Il sale: quale usare, quanto, come e varianti

Sappiamo che non esiste un solo sale in cucina: per la funzione che deve espletare in questa cottura, la scelta ricade sul sale grosso. I suoi cristalli, essendo più grandi di quelli del sale fino, esercitano un maggior controllo dell'umidità, assicurando una cessione dei liquidi più lenta e meno intensa. Tra sale marino, salgemma e iodato, invece, non ci sono differenze tali che è consigliabile uno rispetto all’altro. La quantità dipende dalla dimensione dell’alimento, che è fondamentale ricoprire interamente: di solito la crosta di sale si aggira attorno a 1-2 cm di spessore, così da avere un involucro uniforme, in quanto dovrà cuocersi in modo omogeneo sopra, ai lati e sotto. Per esempio, per un pesce da 1 kg il sale sarà il doppio.

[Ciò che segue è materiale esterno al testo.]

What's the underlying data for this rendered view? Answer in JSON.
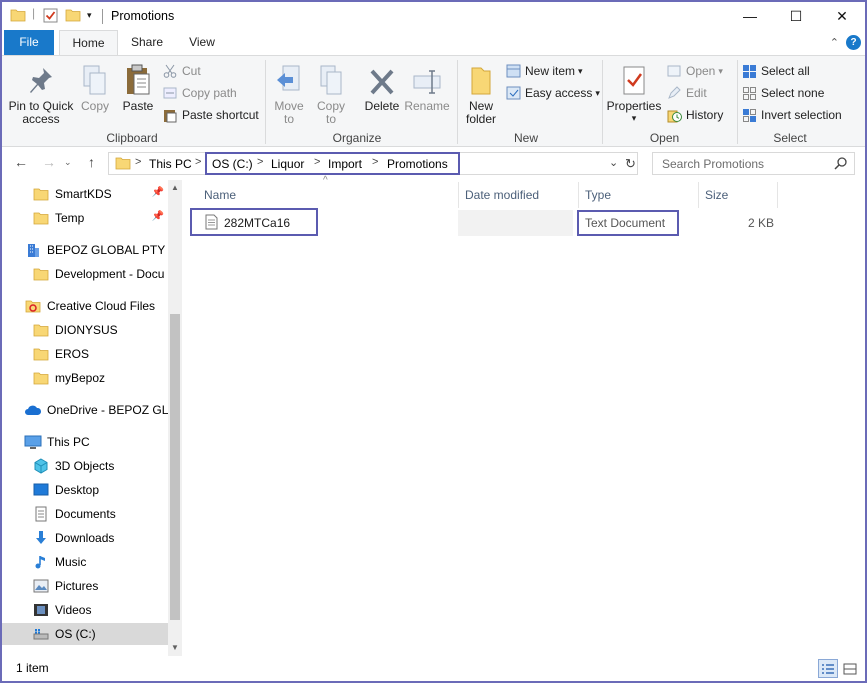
{
  "window": {
    "title": "Promotions",
    "controls": {
      "minimize": "—",
      "maximize": "☐",
      "close": "✕"
    }
  },
  "ribbon_tabs": [
    {
      "label": "File",
      "active": false
    },
    {
      "label": "Home",
      "active": true
    },
    {
      "label": "Share",
      "active": false
    },
    {
      "label": "View",
      "active": false
    }
  ],
  "ribbon": {
    "clipboard": {
      "group_label": "Clipboard",
      "pin_quick_access": "Pin to Quick\naccess",
      "copy": "Copy",
      "paste": "Paste",
      "cut": "Cut",
      "copy_path": "Copy path",
      "paste_shortcut": "Paste shortcut"
    },
    "organize": {
      "group_label": "Organize",
      "move_to": "Move\nto",
      "copy_to": "Copy\nto",
      "delete": "Delete",
      "rename": "Rename"
    },
    "new": {
      "group_label": "New",
      "new_folder": "New\nfolder",
      "new_item": "New item",
      "easy_access": "Easy access"
    },
    "open": {
      "group_label": "Open",
      "properties": "Properties",
      "open": "Open",
      "edit": "Edit",
      "history": "History"
    },
    "select": {
      "group_label": "Select",
      "select_all": "Select all",
      "select_none": "Select none",
      "invert_selection": "Invert selection"
    }
  },
  "address_bar": {
    "breadcrumbs": [
      "This PC",
      "OS (C:)",
      "Liquor",
      "Import",
      "Promotions"
    ],
    "separator": ">"
  },
  "search": {
    "placeholder": "Search Promotions"
  },
  "nav_pane": {
    "items": [
      {
        "label": "SmartKDS",
        "icon": "folder-icon",
        "pinned": true
      },
      {
        "label": "Temp",
        "icon": "folder-icon",
        "pinned": true
      },
      {
        "label": "BEPOZ GLOBAL PTY LI",
        "icon": "building-icon"
      },
      {
        "label": "Development - Docu",
        "icon": "folder-icon"
      },
      {
        "label": "Creative Cloud Files",
        "icon": "creative-cloud-icon"
      },
      {
        "label": "DIONYSUS",
        "icon": "folder-icon"
      },
      {
        "label": "EROS",
        "icon": "folder-icon"
      },
      {
        "label": "myBepoz",
        "icon": "folder-icon"
      },
      {
        "label": "OneDrive - BEPOZ GLC",
        "icon": "onedrive-icon"
      },
      {
        "label": "This PC",
        "icon": "pc-icon"
      },
      {
        "label": "3D Objects",
        "icon": "cube-icon"
      },
      {
        "label": "Desktop",
        "icon": "desktop-icon"
      },
      {
        "label": "Documents",
        "icon": "documents-icon"
      },
      {
        "label": "Downloads",
        "icon": "download-icon"
      },
      {
        "label": "Music",
        "icon": "music-icon"
      },
      {
        "label": "Pictures",
        "icon": "pictures-icon"
      },
      {
        "label": "Videos",
        "icon": "videos-icon"
      },
      {
        "label": "OS (C:)",
        "icon": "drive-icon",
        "selected": true
      }
    ]
  },
  "columns": {
    "name": "Name",
    "date_modified": "Date modified",
    "type": "Type",
    "size": "Size"
  },
  "files": [
    {
      "name": "282MTCa16",
      "date_modified": "",
      "type": "Text Document",
      "size": "2 KB"
    }
  ],
  "status": {
    "item_count": "1 item"
  },
  "colors": {
    "accent": "#1979ca",
    "highlight_box": "#5b5bb0",
    "folder": "#f8d775",
    "selection": "#d9d9d9"
  }
}
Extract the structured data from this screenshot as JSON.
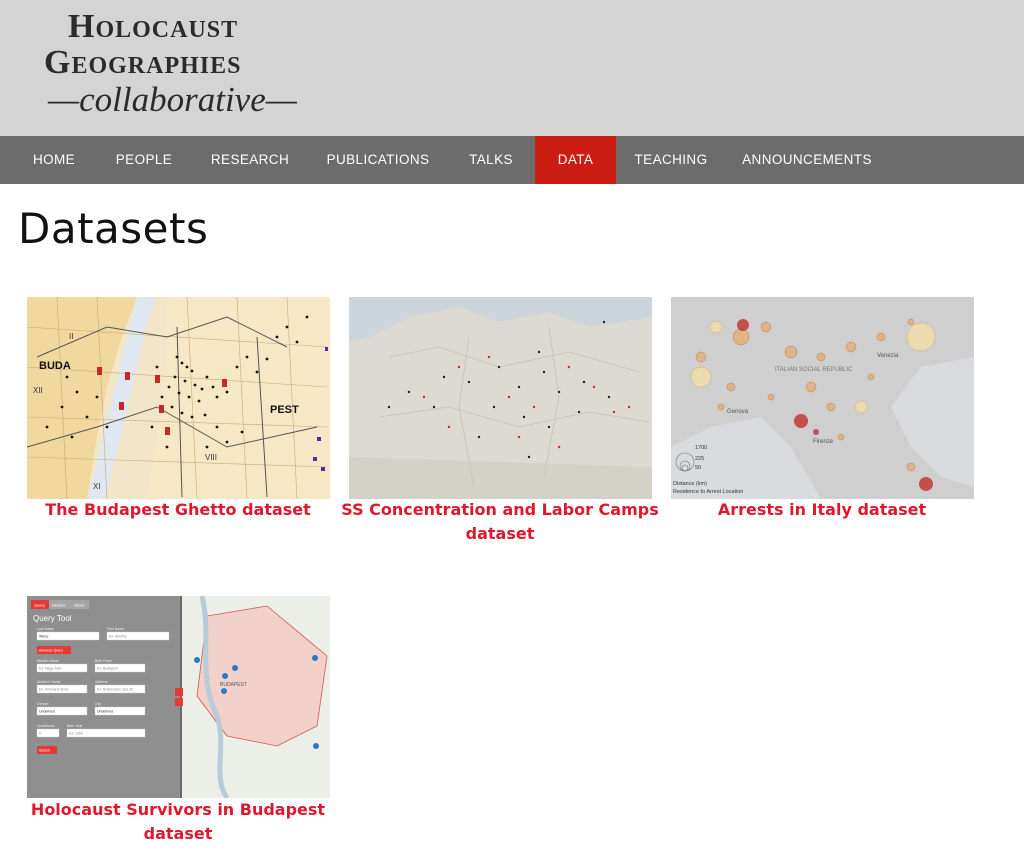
{
  "site": {
    "logo_line1": "Holocaust",
    "logo_line2": "Geographies",
    "logo_line3": "—collaborative—"
  },
  "nav": {
    "items": [
      {
        "label": "HOME"
      },
      {
        "label": "PEOPLE"
      },
      {
        "label": "RESEARCH"
      },
      {
        "label": "PUBLICATIONS"
      },
      {
        "label": "TALKS"
      },
      {
        "label": "DATA",
        "active": true
      },
      {
        "label": "TEACHING"
      },
      {
        "label": "ANNOUNCEMENTS"
      }
    ]
  },
  "page": {
    "title": "Datasets"
  },
  "datasets": [
    {
      "title": "The Budapest Ghetto dataset",
      "map_labels": [
        "BUDA",
        "PEST",
        "II",
        "XII",
        "XI",
        "VIII"
      ]
    },
    {
      "title": "SS Concentration and Labor Camps dataset"
    },
    {
      "title": "Arrests in Italy dataset",
      "map_labels": [
        "ITALIAN SOCIAL REPUBLIC",
        "Genova",
        "Firenze",
        "Venezia",
        "1700",
        "225",
        "50",
        "Distance (km)",
        "Residence to Arrest Location"
      ]
    },
    {
      "title": "Holocaust Survivors in Budapest dataset",
      "tool": {
        "tabs": [
          "Query",
          "Results",
          "About"
        ],
        "heading": "Query Tool",
        "fields": [
          {
            "label": "Last Name",
            "value": "Weisz"
          },
          {
            "label": "First Name",
            "placeholder": "Ex: Adolfne"
          },
          {
            "label": "Maiden Name",
            "placeholder": "Ex: Nagy Julia"
          },
          {
            "label": "Birth Place",
            "placeholder": "Ex: Budapest"
          },
          {
            "label": "Mother's Name",
            "placeholder": "Ex: Schwartz Anna"
          },
          {
            "label": "Address",
            "placeholder": "Ex: Ruttenstein utca 30"
          },
          {
            "label": "Gender",
            "value": "Undefined"
          },
          {
            "label": "City",
            "value": "Undefined"
          },
          {
            "label": "Conditional",
            "value": "="
          },
          {
            "label": "Birth Year",
            "placeholder": "Ex: 1900"
          }
        ],
        "advance_label": "Advance Query",
        "search_label": "Search",
        "map_label": "BUDAPEST"
      }
    }
  ],
  "colors": {
    "nav_bg": "#6c6c6c",
    "nav_active": "#cc1d14",
    "link": "#e0182d",
    "header_bg": "#d4d4d4"
  }
}
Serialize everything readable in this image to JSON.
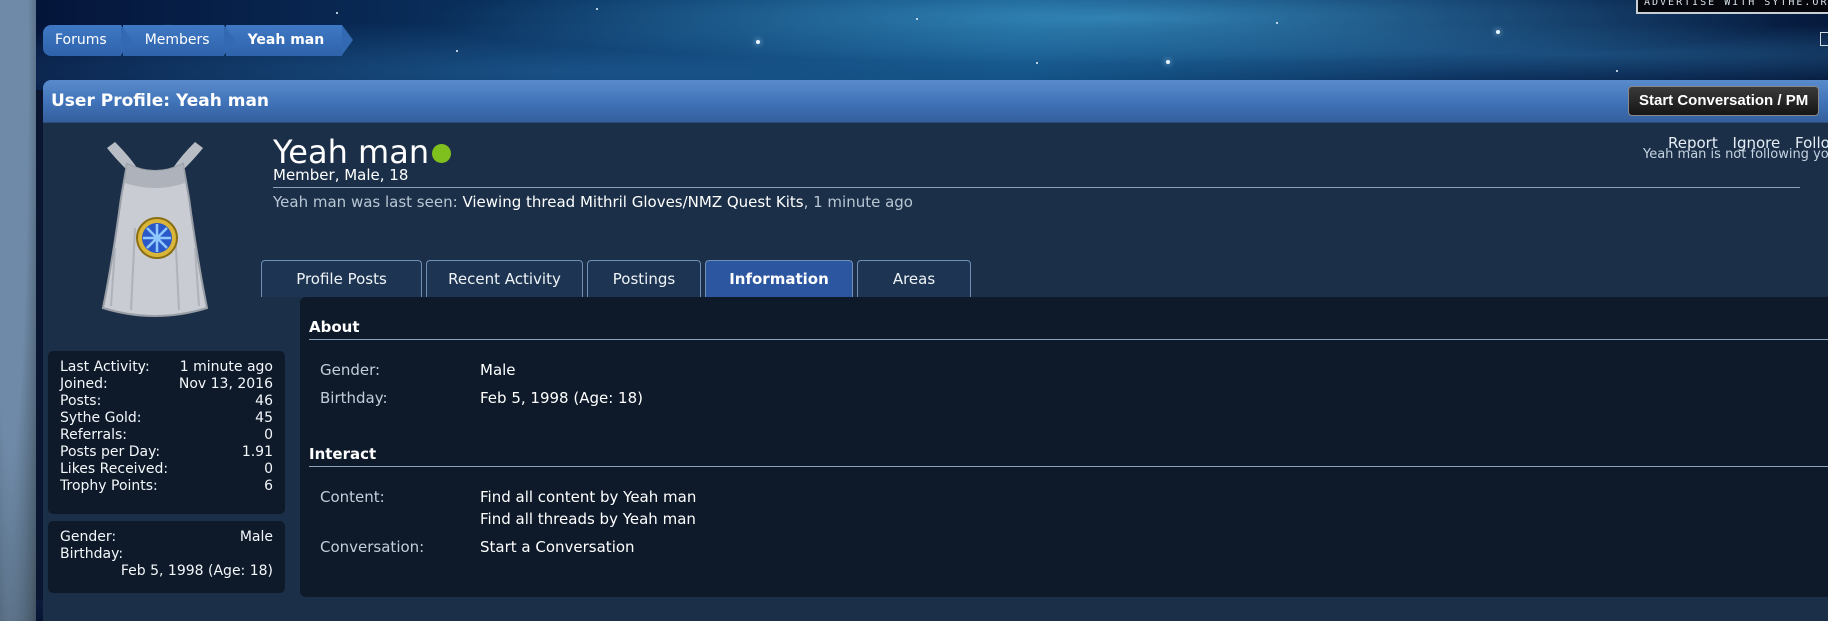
{
  "page": {
    "title": "User Profile: Yeah man"
  },
  "colors": {
    "accent": "#2c56a0",
    "online": "#7fbf1e",
    "panel": "#1b3048",
    "content": "#0e1a2a"
  },
  "ad_banner": {
    "text": "ADVERTISE WITH SYTHE.ORG"
  },
  "breadcrumb": [
    {
      "label": "Forums"
    },
    {
      "label": "Members"
    },
    {
      "label": "Yeah man"
    }
  ],
  "header": {
    "title": "User Profile: Yeah man",
    "start_conversation": "Start Conversation / PM"
  },
  "profile": {
    "username": "Yeah man",
    "status": "online",
    "user_title": "Member, Male, 18",
    "last_seen_prefix": "Yeah man was last seen:",
    "last_seen_action": "Viewing thread",
    "last_seen_thread": "Mithril Gloves/NMZ Quest Kits",
    "last_seen_time": ", 1 minute ago",
    "links": {
      "report": "Report",
      "ignore": "Ignore",
      "follow": "Follow"
    },
    "follow_note": "Yeah man is not following you"
  },
  "stats": [
    {
      "label": "Last Activity:",
      "value": "1 minute ago"
    },
    {
      "label": "Joined:",
      "value": "Nov 13, 2016"
    },
    {
      "label": "Posts:",
      "value": "46"
    },
    {
      "label": "Sythe Gold:",
      "value": "45"
    },
    {
      "label": "Referrals:",
      "value": "0"
    },
    {
      "label": "Posts per Day:",
      "value": "1.91"
    },
    {
      "label": "Likes Received:",
      "value": "0"
    },
    {
      "label": "Trophy Points:",
      "value": "6"
    }
  ],
  "sidebar_info": {
    "gender_label": "Gender:",
    "gender": "Male",
    "birthday_label": "Birthday:",
    "birthday": "Feb 5, 1998 (Age: 18)"
  },
  "tabs": [
    {
      "label": "Profile Posts"
    },
    {
      "label": "Recent Activity"
    },
    {
      "label": "Postings"
    },
    {
      "label": "Information",
      "active": true
    },
    {
      "label": "Areas"
    }
  ],
  "about": {
    "title": "About",
    "gender_label": "Gender:",
    "gender": "Male",
    "birthday_label": "Birthday:",
    "birthday": "Feb 5, 1998 (Age: 18)"
  },
  "interact": {
    "title": "Interact",
    "content_label": "Content:",
    "find_content": "Find all content by Yeah man",
    "find_threads": "Find all threads by Yeah man",
    "conversation_label": "Conversation:",
    "start_conversation": "Start a Conversation"
  }
}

Il sale può essere usato da solo o aromatizzato con erbe triturate: quando lo si compatta, ci si può aiutare spruzzando poca acqua in superficie. Non di rado si trovano alcune aggiunte proprio per favorire la struttura della crosta: le più diffuse sono l’albume d’uovo (uno per ogni chilo di sale, come nella nostra orata) e la farina (ne bastano 50 gr da mescolare in acqua e unire con il sale). Ci sono anche varianti che prevedono che la copertura abbia la consistenza di un vero e proprio impasto da stendere (tipo pasta frolla), amalgamando il sale con farina e uova intere.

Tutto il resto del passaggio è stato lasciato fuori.